Bales told Dye she left to go purchase cigarettes and wasn’t gone very long.
Loftis asked Dye if there is a city ordinance that states people have to wear a life jacket or be supervised by an adult at the lake. Dye said there are no such ordinances.
Department of Human Services worker Deanna Linder took the stand. Linder was present during the interview that Dye conducted with Bales.
She said she received a call from Ponca City police asking DHS workers to respond to the hospital regarding a drowning. She interviewed some of the children who were at the lake.
Linder said Bales admitted that Primeaux was her responsibility.
Taylor gave closing statements to the jury.
She told the jury that both sides agree on what happened and explained that their job is to find Bales guilty or not guilty of murder or child neglect but not both.
She told the jury not to throw common sense out of the window and that Bales didn’t give Haley enough supervision to keep her safe.
Loftis told the jury that perspective gets lost in cases. “They were going to the lake to have a good time with friends and family,” said Loftis.
Loftis told the jury that Bales transferred the responsibility to look out for Haley and the others to Jackson and that it is legal to do that. “She told Jackson she was going to the store and to watch the kids,” said Loftis.
Hermanson told the jury that Bales decided going to get cigarettes was more important than watching the 16 kids.
Hermanson said the incident was preventable and foreseeable.
After the verdict, Loftis issued the following statement.
“Anytime a small child has their life cut short it is a terrible tragedy. My heart goes out to the entire family of this little girl as I can’t even begin to imagine the emotional toll this loss has caused them. Obviously, i am disappointed for Esther Bales and her family. Not only has Esther’s family had to grieve the loss of a family member that died in this tragic accident but now they have been handed another major setback in that there is now going to be kids without their mother and grandmother because of the 30 year prison sentence that Esther is going to have serve. I am not going to criticize the jury for the decision they made because they did what they thought was right. I respect the process and it wouldn’t be appropriate to direct any criticism towards the jury as they were in a difficult position having to decide a case like this. Mr. Hermanson and Ms. Taylor did an outstanding job prosecuting this case. I will say their job was made a whole lot easier by the fact that this was hands down the best investigated case that I have ever had to defend against. There were no major factual issues to dispute because of the thoroughness of the investigation, the what happened and how it happened were locked down solid and all key witnesses were interviewed almost immediately after this accident occurred. When a case is thoroughly investigated like that it can be tough to overcome from a defense stand point.”

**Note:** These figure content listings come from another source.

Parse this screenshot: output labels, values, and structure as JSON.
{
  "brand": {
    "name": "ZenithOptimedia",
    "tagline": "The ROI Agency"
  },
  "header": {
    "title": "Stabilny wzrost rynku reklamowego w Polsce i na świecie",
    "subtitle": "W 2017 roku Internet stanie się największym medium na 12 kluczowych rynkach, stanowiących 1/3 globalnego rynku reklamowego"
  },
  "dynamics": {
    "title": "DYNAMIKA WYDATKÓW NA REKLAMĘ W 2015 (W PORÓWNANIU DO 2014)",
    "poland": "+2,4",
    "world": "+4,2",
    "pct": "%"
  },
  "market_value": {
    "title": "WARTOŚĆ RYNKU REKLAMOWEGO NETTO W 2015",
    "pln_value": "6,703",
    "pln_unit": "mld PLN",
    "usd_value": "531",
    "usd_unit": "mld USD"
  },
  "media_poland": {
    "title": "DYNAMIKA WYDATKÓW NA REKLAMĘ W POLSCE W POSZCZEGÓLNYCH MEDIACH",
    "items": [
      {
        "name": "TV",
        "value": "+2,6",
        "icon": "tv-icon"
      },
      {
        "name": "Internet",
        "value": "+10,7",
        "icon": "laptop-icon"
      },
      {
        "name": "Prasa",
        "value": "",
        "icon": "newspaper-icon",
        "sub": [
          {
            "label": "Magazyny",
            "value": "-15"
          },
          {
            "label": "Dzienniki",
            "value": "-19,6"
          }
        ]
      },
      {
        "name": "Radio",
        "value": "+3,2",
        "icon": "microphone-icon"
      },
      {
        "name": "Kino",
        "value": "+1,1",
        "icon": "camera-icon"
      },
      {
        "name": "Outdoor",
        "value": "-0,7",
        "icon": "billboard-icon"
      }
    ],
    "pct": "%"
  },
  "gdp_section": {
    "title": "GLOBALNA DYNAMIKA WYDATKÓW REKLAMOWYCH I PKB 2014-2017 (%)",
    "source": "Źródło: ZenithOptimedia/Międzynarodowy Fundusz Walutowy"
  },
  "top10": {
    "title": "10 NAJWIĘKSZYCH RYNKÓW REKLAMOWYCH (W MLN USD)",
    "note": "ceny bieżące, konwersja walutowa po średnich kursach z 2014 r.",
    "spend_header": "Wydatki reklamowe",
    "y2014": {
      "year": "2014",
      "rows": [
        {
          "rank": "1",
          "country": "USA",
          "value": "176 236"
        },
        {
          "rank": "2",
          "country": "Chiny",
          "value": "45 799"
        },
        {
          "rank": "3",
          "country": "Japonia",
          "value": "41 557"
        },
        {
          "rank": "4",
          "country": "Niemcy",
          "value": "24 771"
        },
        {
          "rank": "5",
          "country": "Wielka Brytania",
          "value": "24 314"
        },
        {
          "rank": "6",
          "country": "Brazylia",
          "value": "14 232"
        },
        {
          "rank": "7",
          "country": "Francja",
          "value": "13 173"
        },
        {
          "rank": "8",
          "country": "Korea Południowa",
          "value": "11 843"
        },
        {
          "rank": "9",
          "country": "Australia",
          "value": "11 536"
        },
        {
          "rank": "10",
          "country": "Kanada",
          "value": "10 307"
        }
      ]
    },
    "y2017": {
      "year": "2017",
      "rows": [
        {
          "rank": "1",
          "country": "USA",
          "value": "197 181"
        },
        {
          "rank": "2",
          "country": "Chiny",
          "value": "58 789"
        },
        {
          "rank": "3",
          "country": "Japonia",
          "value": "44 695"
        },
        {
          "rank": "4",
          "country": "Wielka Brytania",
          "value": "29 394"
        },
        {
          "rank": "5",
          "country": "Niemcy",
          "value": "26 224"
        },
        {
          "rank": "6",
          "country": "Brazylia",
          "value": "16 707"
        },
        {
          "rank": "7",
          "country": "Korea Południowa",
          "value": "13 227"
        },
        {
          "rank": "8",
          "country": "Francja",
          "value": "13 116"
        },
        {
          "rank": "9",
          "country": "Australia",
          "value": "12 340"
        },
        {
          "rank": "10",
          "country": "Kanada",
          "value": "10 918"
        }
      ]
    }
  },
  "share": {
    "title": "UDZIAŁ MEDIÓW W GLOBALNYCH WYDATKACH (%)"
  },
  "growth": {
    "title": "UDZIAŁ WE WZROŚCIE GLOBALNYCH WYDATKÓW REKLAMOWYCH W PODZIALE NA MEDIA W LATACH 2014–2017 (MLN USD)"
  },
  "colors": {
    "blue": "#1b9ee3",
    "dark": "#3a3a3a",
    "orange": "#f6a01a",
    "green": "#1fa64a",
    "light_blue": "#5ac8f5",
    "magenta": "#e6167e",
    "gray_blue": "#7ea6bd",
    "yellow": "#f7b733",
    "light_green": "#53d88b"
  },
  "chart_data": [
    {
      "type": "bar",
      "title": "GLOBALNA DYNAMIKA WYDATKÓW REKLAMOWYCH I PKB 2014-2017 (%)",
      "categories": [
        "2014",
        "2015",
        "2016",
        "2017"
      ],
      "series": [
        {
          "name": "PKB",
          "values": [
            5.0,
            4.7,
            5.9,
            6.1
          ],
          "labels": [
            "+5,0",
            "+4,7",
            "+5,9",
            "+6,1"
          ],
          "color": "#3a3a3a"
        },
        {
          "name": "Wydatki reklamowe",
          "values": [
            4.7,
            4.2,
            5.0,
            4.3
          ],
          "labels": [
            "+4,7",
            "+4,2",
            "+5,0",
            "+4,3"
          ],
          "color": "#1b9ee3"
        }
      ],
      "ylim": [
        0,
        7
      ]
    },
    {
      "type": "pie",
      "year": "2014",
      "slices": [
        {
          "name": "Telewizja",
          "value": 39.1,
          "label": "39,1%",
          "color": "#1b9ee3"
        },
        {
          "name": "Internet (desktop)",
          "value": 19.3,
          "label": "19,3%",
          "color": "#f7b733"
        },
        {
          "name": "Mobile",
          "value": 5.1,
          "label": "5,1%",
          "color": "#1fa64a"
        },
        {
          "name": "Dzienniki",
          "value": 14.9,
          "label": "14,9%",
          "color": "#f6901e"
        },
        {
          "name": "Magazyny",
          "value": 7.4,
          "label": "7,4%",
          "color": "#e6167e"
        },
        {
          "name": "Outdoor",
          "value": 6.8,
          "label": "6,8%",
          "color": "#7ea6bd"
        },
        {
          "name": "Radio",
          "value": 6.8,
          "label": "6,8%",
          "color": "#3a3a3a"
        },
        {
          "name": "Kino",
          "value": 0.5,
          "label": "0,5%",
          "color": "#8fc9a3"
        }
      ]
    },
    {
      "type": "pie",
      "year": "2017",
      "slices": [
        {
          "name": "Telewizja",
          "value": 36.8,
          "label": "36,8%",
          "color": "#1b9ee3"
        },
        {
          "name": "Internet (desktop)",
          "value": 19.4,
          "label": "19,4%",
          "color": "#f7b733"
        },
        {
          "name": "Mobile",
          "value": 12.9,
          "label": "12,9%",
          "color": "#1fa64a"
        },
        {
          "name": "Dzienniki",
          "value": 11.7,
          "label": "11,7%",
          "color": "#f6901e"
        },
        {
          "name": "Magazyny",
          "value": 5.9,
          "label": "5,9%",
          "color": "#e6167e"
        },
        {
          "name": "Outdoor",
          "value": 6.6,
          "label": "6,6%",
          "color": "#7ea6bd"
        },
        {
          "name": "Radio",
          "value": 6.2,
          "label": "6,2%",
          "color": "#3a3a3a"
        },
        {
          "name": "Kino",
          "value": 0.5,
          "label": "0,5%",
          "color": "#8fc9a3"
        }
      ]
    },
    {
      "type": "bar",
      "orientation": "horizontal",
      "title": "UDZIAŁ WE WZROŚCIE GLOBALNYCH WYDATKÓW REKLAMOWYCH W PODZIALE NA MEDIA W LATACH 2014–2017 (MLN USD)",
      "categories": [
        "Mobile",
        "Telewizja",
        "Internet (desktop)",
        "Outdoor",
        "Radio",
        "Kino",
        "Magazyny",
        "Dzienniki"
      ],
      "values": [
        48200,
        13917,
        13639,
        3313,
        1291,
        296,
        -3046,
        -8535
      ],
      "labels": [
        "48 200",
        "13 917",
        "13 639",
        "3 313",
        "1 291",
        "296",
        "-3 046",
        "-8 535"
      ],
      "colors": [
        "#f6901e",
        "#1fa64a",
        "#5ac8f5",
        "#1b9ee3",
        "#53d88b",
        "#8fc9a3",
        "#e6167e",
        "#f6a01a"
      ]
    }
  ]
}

Bales must serve 25 and half years before becoming eligible for parole.
Loftis said the verdict will be appealed.
Hermanson issued the following statement.
“This case was a very difficult case for the police, paramedics, hospital personnel, witnesses, jurors and prosecutors. The death of a young child is a terrible tragedy. I appreciate the fact that these jurors took their obligation as jurors seriously and reached an appropriate verdict in this matter. To place young children in such a dangerous situation as this defendant did in this case required the strong decision that the jury rendered.”